Yesterday, for instance. I spent about 3 hours online defining unschooling with a group of mothers who've been homeschooling a long time. It would be fair to call our meeting a serious and intense focus group, as if Obama had asked us for a professional working definition. Because we are badass like that. And also because we take our jobs seriously. And because we are all interested. It was a great conversation. But after 3 hours on the computer, I was fried. I needed to get outside and I wanted to be with my kids.
So I made them take a walk with me. I'm an unschooling rule breaker, but we might have guessed I would break even my own rules, of course. Yes, I basically forced them. Its top of the season right now and the trees are banging and the air is perfect and its been way too long since we all walked together. Walking together was standard procedure in the early years. The dogs about flat lost their minds with happiness from the get go.

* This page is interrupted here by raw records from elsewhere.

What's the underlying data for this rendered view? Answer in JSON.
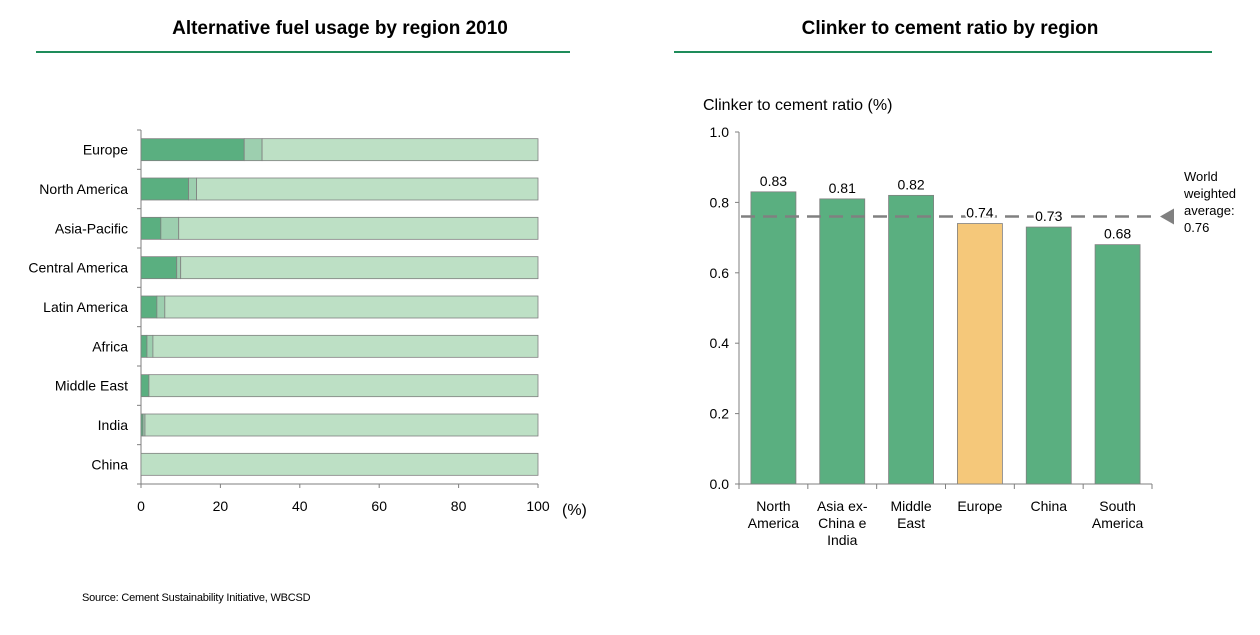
{
  "titles": {
    "left": "Alternative fuel usage by region 2010",
    "right": "Clinker to cement ratio by region"
  },
  "colors": {
    "dark_green": "#5aaf80",
    "mid_green": "#9dcfaf",
    "light_green": "#bde0c5",
    "highlight": "#f5c87a",
    "rule": "#1e8c5a",
    "reference": "#808080"
  },
  "chart_data": [
    {
      "type": "bar",
      "orientation": "horizontal",
      "stacked": true,
      "title": "Alternative fuel usage by region 2010",
      "categories": [
        "Europe",
        "North America",
        "Asia-Pacific",
        "Central America",
        "Latin America",
        "Africa",
        "Middle East",
        "India",
        "China"
      ],
      "series": [
        {
          "values": [
            26,
            12,
            5,
            9,
            4,
            1.5,
            2,
            0.5,
            0
          ]
        },
        {
          "values": [
            4.5,
            2,
            4.5,
            1,
            2,
            1.5,
            0,
            0.5,
            0
          ]
        },
        {
          "values": [
            69.5,
            86,
            90.5,
            90,
            94,
            97,
            98,
            99,
            100
          ]
        }
      ],
      "xlim": [
        0,
        100
      ],
      "xticks": [
        "0",
        "20",
        "40",
        "60",
        "80",
        "100"
      ],
      "xunit": "(%)"
    },
    {
      "type": "bar",
      "title": "Clinker to cement ratio by region",
      "ylabel": "Clinker to cement ratio (%)",
      "categories": [
        [
          "North",
          "America"
        ],
        [
          "Asia ex-",
          "China e",
          "India"
        ],
        [
          "Middle",
          "East"
        ],
        [
          "Europe"
        ],
        [
          "China"
        ],
        [
          "South",
          "America"
        ]
      ],
      "values": [
        0.83,
        0.81,
        0.82,
        0.74,
        0.73,
        0.68
      ],
      "value_labels": [
        "0.83",
        "0.81",
        "0.82",
        "0.74",
        "0.73",
        "0.68"
      ],
      "highlight_index": 3,
      "ylim": [
        0,
        1.0
      ],
      "yticks": [
        "0.0",
        "0.2",
        "0.4",
        "0.6",
        "0.8",
        "1.0"
      ],
      "reference_line": {
        "value": 0.76,
        "label": [
          "World",
          "weighted",
          "average:",
          "0.76"
        ]
      }
    }
  ],
  "source": "Source: Cement Sustainability Initiative, WBCSD"
}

We walked and it was spectacular. No one could pretend to be unhappy to be there. We visited "root ball" who is looking very small these days. The clear cut field is starting to heal and offered an unexpectedly lovely long view. We saw unusual lichen. We went off trail. We discovered mullein! I paused and gave a brief herbal seminar, explaining the importance of the herb, where and how it grows, and two really cool uses for it. We passed around a leaf. I mean, you have to touch it. Its so memorably furry. And we jumped some deer.
An interesting thing happened in my brain when we jumped the deer. I've been....unusually worried...about bears this year. So my first thought was, bear. Everything slowed and I realized, even though I had not been aware of paying attention at all, I knew where each dog was even though I could not see them. And I became very aware of where the kids were, next to me. We all stopped instantly and turned in the same direction. H said, "Dogs." I, already, strangely, knowing where the dogs were said, "No. Deer." And up they jumped. My God, they make a commotion. Its a kind of thrashing with its own signature sound. The kids will know it from now on.
As we walked H mentioned he's been reading Plato and Socrates. He talked about Socrates' theory of the dualistic nature of reality and how that might relate to reincarnation. He says the ancient philosophers are interesting and "actually pretty cool." And I thought, Huh. Wow. So that's what you're thinking about these days.
Blue eyes for miles, Pretty as a peach
Glorious kind and always on the time never far out of reach
Tomorrow's on its way
And there's always new songs to sing
Glorious kind and always on time, Pearls on a string ~Ryan Adams
That song always makes me think of R. These days are like pearls on a string. When you get miraculous small glimpses into who the kids are and what they spend their time doing, you feel very okay about unschooling. Sure, they waste as much time on video games as the rest of us. But gems are in the mix, and plenty of them. It all totals something fine and worthy and full of love.